The value is **`module:attribute`**: a importable module path and the class implementing `AbstractVectorFactory`.

### How registration works

1. On first use, `get_vector_factory_class(vector_type)` looks up `vector_type` in a process cache.
2. If missing, it scans **`entry_points().select(group="dify.vector_backends")`** for an entry whose **`name` equals `vector_type`**.
3. It loads that entry (`ep.load()`), which must return the **factory class** (not an instance).
4. There is an optional internal map `_BUILTIN_VECTOR_FACTORY_TARGETS` for non-distribution builtins; **normal VDB plugins use entry points only**.

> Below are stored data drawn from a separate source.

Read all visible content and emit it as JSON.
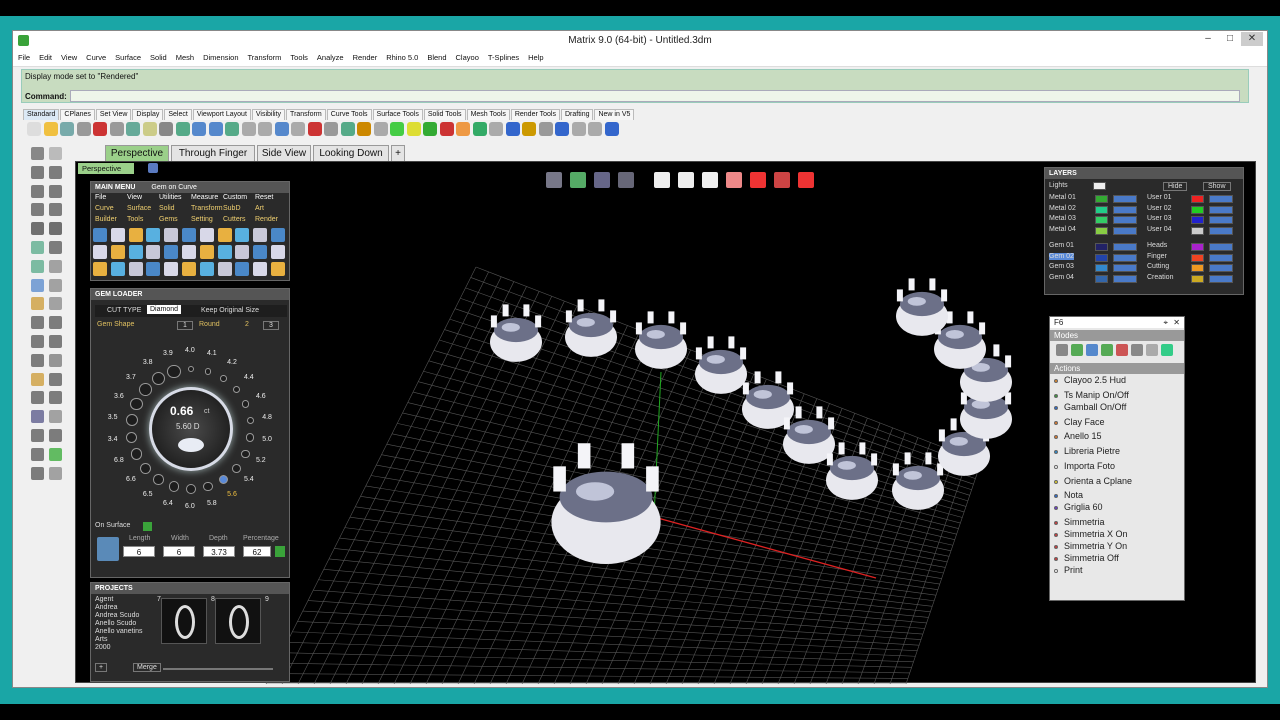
{
  "window": {
    "title": "Matrix 9.0 (64-bit) - Untitled.3dm"
  },
  "menu": [
    "File",
    "Edit",
    "View",
    "Curve",
    "Surface",
    "Solid",
    "Mesh",
    "Dimension",
    "Transform",
    "Tools",
    "Analyze",
    "Render",
    "Rhino 5.0",
    "Blend",
    "Clayoo",
    "T-Splines",
    "Help"
  ],
  "command": {
    "message": "Display mode set to \"Rendered\"",
    "label": "Command:"
  },
  "toolbar_tabs": [
    "Standard",
    "CPlanes",
    "Set View",
    "Display",
    "Select",
    "Viewport Layout",
    "Visibility",
    "Transform",
    "Curve Tools",
    "Surface Tools",
    "Solid Tools",
    "Mesh Tools",
    "Render Tools",
    "Drafting",
    "New in V5"
  ],
  "viewport_tabs": [
    "Perspective",
    "Through Finger",
    "Side View",
    "Looking Down"
  ],
  "viewport_label": "Perspective",
  "main_menu": {
    "title": "MAIN MENU",
    "subtitle": "Gem on Curve",
    "row1": [
      "File",
      "View",
      "Utilities",
      "Measure",
      "Custom",
      "Reset"
    ],
    "row2": [
      "Curve",
      "Surface",
      "Solid",
      "Transform",
      "SubD",
      "Art"
    ],
    "row3": [
      "Builder",
      "Tools",
      "Gems",
      "Setting",
      "Cutters",
      "Render"
    ]
  },
  "gem_loader": {
    "title": "GEM LOADER",
    "cut_type_label": "CUT TYPE",
    "cut_type": "Diamond",
    "keep_size": "Keep Original Size",
    "gem_shape": "Gem Shape",
    "shape_num": "1",
    "shape_name": "Round",
    "n2": "2",
    "n3": "3",
    "carat": "0.66",
    "carat_unit": "ct",
    "diameter": "5.60 D",
    "sizes": [
      "4.0",
      "4.1",
      "4.2",
      "4.4",
      "4.6",
      "4.8",
      "5.0",
      "5.2",
      "5.4",
      "5.6",
      "5.8",
      "6.0",
      "6.4",
      "6.5",
      "6.6",
      "6.8",
      "3.4",
      "3.5",
      "3.6",
      "3.7",
      "3.8",
      "3.9"
    ],
    "on_surface": "On Surface",
    "headers": [
      "Length",
      "Width",
      "Depth",
      "Percentage"
    ],
    "values": [
      "6",
      "6",
      "3.73",
      "62"
    ]
  },
  "projects": {
    "title": "PROJECTS",
    "list": [
      "Agent",
      "Andrea",
      "Andrea Scudo",
      "Anello Scudo",
      "Anello vanetins",
      "Arts",
      "2000"
    ],
    "thumbs": [
      "7",
      "8",
      "9"
    ],
    "merge": "Merge"
  },
  "layers": {
    "title": "LAYERS",
    "lights": "Lights",
    "hide": "Hide",
    "show": "Show",
    "left": [
      "Metal 01",
      "Metal 02",
      "Metal 03",
      "Metal 04",
      "Gem 01",
      "Gem 02",
      "Gem 03",
      "Gem 04"
    ],
    "right": [
      "User 01",
      "User 02",
      "User 03",
      "User 04",
      "Heads",
      "Finger",
      "Cutting",
      "Creation"
    ]
  },
  "f6": {
    "title": "F6",
    "modes": "Modes",
    "actions": "Actions",
    "items": [
      {
        "label": "Clayoo 2.5 Hud",
        "color": "#e08a2a"
      },
      {
        "label": "Ts Manip On/Off",
        "color": "#3b9a3b"
      },
      {
        "label": "Gamball   On/Off",
        "color": "#2a6bd0"
      },
      {
        "label": "Clay Face",
        "color": "#e07a2a"
      },
      {
        "label": "Anello 15",
        "color": "#e07a2a"
      },
      {
        "label": "Libreria Pietre",
        "color": "#2a8ad0"
      },
      {
        "label": "Importa Foto",
        "color": "#ffffff"
      },
      {
        "label": "Orienta a Cplane",
        "color": "#e0d02a"
      },
      {
        "label": "Nota",
        "color": "#2a6bd0"
      },
      {
        "label": "Griglia 60",
        "color": "#6a3ad0"
      },
      {
        "label": "Simmetria",
        "color": "#d03a3a"
      },
      {
        "label": "Simmetria X On",
        "color": "#d03a3a"
      },
      {
        "label": "Simmetria Y On",
        "color": "#d03a3a"
      },
      {
        "label": "Simmetria Off",
        "color": "#d03a3a"
      },
      {
        "label": "Print",
        "color": "#ffffff"
      }
    ]
  }
}
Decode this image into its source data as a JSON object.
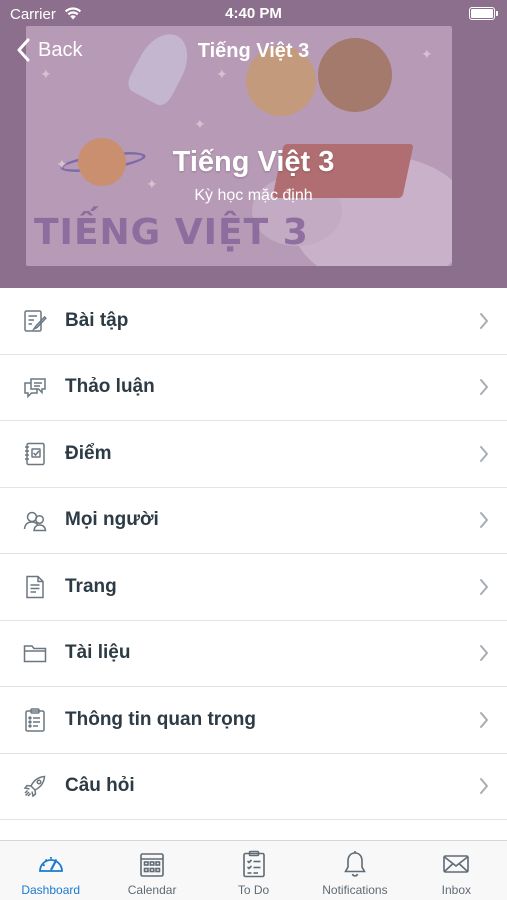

After you change a provider’s `pyproject.toml` (entry points or dependencies), run **`uv sync`** in `api/` so the installed environment’s dist-info matches the project metadata.

### Package layout (VDB)

Each backend usually follows:

- `api/providers/vdb/<backend>/pyproject.toml` — project name `dify-vdb-<backend>`, dependencies, entry points.
- `api/providers/vdb/<backend>/src/dify_vdb_<python_package>/` — implementation (e.g. `PGVector`, `PGVectorFactory`).

See `vdb/pgvector/` as a reference implementation.

### Wiring a new backend into the API workspace

The API uses a **uv workspace** (`api/pyproject.toml`):

1. **`[tool.uv.workspace]`** — `members = ["providers/vdb/*"]` already includes every subdirectory under `vdb/`; new folders there are workspace members.
2. **`[tool.uv.sources]`** — add a line for your package: `dify-vdb-mine = { workspace = true }`.
3. **`[project.optional-dependencies]`** — add a group such as `vdb-mine = ["dify-vdb-mine"]`, and list `dify-vdb-mine` under `vdb-all` if it should install with the default bundle.